Interestingly, the rats infected with the Lassa vi­rus do not become ill, but they can shed the virus in their urine and faeces.

This is a good piece of information for those who love eating Mastomys rodents, as they can con­tract the disease through direct contact with the animals’ droppings and urine by touching con­taminated objects, eating contaminated food or through contact with their open sores.

Lassa may also be spread through hu­man-to-human contact.

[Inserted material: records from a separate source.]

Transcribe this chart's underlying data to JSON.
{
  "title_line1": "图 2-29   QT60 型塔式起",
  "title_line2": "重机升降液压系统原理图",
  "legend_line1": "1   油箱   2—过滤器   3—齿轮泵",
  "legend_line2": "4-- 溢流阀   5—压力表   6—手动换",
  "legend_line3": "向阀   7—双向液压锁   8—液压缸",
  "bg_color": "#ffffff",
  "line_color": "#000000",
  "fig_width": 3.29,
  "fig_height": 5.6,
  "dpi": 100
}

Named after Lassa, the town in Nigeria where the first cases of the acute viral haemorrhagic illness were identified, the dis­ease is now described as being endemic in Nigeria, Benin, Togo, Sierra Le­one, Liberia, Guinea and Ghana.

For a disease to be en­demic in a country means that its outbreak is con­sistently present there but limited to a particular region.

We are worried about the story of our country because it first recorded two cases of the disease in 2011 in Man­so-Nkwanta in the Amansie West District of the Ashan­ti Region both of whom died, and had two imported cases from Liberia in 2013 involving two Ghanaian peacekeeper soldiers one of whom died.

A media source also claims a death from the disease was recorded in Tema in 2018.

Today, the two cases are from Accra in the Greater Accra Region just as Tema is.

We need to contain it before it spreads to other regions.

As usual, the GHS is doing its best to contain the disease, so the public should also play its role by adher­ing to the medical advice like promoting community hygiene to discourage ro­dents from entering people’s homes.